P a g e 9 | 15
The Bottom-Up Pathway
The bottom-up pathway is feedforward computation of backbone ConvNet. It is known as one
pyramid level is for each stage. The output of last layer of each step will be used as the reference set
of feature maps for enriching the top-down pathway by lateral connection.
Top-Down Pathway and Lateral Connection
The higher resolution features are upsampled spatially coarser, but semantically stronger,
feature maps from higher pyramid levels. More particularly, the spatial resolution
is upsampled by a factor of 2 using nearest neighbor for simplicity.
Each lateral connection adds feature maps of the same spatial size from the bottom-up
pathway and top-down pathway.
Specifically, the feature maps from the bottom-up pathway undergo 1×1
convolutions to reduce channel dimensions.
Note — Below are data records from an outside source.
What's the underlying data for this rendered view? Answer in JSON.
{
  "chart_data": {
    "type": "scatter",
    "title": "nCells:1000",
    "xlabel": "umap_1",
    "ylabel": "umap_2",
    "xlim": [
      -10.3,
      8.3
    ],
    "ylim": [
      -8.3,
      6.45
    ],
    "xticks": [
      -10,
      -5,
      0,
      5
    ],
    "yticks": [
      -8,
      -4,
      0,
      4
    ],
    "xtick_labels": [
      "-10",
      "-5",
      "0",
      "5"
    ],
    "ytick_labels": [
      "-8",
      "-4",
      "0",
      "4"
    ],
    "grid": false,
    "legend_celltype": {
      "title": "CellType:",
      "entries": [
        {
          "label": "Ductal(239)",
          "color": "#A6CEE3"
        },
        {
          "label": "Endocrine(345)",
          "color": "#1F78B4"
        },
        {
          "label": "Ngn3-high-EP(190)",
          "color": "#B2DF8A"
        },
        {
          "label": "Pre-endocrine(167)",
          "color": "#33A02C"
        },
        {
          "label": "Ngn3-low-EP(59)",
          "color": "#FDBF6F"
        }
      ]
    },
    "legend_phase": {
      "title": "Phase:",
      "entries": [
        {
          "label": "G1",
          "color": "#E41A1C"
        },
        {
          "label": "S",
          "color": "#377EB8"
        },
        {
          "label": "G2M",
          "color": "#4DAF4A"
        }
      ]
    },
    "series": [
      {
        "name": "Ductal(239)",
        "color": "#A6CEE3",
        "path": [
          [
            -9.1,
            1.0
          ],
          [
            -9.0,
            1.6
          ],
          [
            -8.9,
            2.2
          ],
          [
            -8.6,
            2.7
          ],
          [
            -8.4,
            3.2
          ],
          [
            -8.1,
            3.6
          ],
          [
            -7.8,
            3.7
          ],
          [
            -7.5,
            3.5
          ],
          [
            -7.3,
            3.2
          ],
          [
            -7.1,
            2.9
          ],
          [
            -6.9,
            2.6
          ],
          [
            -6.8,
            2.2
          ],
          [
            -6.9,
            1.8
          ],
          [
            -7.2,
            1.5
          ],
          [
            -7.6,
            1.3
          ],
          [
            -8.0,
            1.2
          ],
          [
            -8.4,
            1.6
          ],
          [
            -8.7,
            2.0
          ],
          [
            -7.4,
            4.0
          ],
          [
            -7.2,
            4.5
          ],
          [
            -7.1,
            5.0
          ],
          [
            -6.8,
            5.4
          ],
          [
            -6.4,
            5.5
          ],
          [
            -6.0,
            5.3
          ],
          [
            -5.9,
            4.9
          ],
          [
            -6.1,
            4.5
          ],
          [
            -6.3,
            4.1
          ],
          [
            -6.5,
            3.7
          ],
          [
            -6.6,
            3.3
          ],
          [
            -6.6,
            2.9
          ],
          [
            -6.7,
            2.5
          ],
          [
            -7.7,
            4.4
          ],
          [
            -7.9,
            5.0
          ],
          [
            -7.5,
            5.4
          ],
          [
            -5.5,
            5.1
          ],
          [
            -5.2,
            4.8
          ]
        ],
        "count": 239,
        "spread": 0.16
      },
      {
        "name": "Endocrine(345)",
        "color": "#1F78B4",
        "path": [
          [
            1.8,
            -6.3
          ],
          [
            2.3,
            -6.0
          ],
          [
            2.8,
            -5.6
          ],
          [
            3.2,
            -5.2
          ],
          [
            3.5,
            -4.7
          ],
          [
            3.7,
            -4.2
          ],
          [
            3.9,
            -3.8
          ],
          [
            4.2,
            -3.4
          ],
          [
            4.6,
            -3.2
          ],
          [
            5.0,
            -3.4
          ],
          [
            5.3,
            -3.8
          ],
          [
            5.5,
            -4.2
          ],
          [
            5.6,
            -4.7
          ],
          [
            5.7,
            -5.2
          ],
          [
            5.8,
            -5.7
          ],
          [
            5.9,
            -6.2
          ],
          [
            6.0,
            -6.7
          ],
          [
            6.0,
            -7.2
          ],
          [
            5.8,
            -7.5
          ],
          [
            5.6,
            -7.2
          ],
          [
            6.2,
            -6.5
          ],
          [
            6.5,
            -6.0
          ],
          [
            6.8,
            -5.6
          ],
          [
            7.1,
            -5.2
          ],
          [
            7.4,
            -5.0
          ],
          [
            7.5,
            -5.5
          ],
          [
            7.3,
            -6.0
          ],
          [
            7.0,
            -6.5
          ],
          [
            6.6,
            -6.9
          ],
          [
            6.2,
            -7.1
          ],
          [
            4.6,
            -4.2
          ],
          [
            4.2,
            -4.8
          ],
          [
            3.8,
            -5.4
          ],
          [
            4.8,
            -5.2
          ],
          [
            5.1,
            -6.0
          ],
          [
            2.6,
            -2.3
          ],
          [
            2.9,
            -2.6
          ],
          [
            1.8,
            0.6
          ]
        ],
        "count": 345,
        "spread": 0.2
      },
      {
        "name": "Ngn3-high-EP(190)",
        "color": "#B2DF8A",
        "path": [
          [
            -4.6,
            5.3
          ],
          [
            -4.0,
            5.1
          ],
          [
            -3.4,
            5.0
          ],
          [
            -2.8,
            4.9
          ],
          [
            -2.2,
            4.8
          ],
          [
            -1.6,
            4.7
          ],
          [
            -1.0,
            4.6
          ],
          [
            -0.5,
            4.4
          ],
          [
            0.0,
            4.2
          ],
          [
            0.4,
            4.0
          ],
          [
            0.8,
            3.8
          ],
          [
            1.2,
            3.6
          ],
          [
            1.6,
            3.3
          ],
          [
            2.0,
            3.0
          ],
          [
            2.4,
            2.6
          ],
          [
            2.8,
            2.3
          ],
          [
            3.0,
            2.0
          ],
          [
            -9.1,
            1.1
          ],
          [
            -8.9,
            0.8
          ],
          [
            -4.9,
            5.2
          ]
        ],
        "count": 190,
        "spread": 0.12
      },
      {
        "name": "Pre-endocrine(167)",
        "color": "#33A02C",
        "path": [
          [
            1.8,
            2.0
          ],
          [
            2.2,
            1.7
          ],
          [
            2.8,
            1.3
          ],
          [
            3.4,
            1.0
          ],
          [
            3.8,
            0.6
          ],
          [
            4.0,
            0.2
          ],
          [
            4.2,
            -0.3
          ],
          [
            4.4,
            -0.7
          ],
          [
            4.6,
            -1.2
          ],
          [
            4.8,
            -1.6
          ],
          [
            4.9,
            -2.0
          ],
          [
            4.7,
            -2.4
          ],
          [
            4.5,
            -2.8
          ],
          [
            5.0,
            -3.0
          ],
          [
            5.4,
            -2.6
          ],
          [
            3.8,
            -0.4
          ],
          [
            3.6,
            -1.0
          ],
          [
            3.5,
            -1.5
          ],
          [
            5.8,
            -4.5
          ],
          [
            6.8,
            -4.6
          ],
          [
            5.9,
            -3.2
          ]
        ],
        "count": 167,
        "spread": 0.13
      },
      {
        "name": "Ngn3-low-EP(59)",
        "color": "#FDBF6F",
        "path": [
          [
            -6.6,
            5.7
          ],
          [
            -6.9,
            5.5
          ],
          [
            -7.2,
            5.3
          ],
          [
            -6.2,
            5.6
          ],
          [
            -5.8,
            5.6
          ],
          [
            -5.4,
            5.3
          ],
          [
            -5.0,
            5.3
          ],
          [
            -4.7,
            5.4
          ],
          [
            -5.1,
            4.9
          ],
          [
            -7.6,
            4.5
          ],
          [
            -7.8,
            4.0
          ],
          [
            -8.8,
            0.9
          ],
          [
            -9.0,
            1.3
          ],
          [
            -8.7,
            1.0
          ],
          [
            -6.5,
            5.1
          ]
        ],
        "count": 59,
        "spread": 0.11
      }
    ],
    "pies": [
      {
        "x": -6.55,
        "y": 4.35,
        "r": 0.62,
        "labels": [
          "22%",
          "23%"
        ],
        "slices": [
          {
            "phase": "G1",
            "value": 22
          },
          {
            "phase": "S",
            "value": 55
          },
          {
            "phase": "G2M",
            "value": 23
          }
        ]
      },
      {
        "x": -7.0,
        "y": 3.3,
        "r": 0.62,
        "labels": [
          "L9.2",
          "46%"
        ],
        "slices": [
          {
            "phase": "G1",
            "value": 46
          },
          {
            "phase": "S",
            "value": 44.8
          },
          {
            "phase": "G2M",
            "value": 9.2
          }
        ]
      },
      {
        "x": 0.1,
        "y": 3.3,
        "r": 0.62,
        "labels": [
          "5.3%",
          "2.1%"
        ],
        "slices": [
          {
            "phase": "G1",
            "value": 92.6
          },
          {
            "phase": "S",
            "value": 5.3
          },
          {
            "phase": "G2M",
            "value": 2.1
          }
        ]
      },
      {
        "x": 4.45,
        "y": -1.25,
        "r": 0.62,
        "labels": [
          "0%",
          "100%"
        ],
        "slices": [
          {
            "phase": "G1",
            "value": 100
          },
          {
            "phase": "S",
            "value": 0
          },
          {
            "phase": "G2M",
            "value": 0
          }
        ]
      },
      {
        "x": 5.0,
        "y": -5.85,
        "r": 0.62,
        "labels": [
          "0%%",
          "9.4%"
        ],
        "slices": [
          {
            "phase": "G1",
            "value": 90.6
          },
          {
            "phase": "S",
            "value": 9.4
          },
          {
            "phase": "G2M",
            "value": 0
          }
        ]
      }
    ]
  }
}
And feature maps from the bottom-up pathway and top-down pathway are merged
by element-wise addition.
Prediction in FPN
Finally, the 3×3 convolution is appended on each merged map to generate a final feature
map, which is to reduce the aliasing effect of upsampling. This last set of feature maps is
called {P2, P3, P4, P5}, corresponding to {C2, C3, C4, C5} that are respectively of same
spatial sizes.
Because all levels of pyramid use shared classifiers/regressors as in a traditional featured
image pyramid, feature dimension at output d is fixed with d = 256. Thus, all extra
convolutional layers have 256 channel outputs.
Q7. DeepID-Net( Def-Pooling Layer)
Answer:
A new def-pooling (deformable constrained pooling) layer is used to model the deformation of the
object parts with geometric constraints and penalties. That means, except detecting the whole object
directly, it is also important to identify object parts, which can then assist in detecting the whole
object.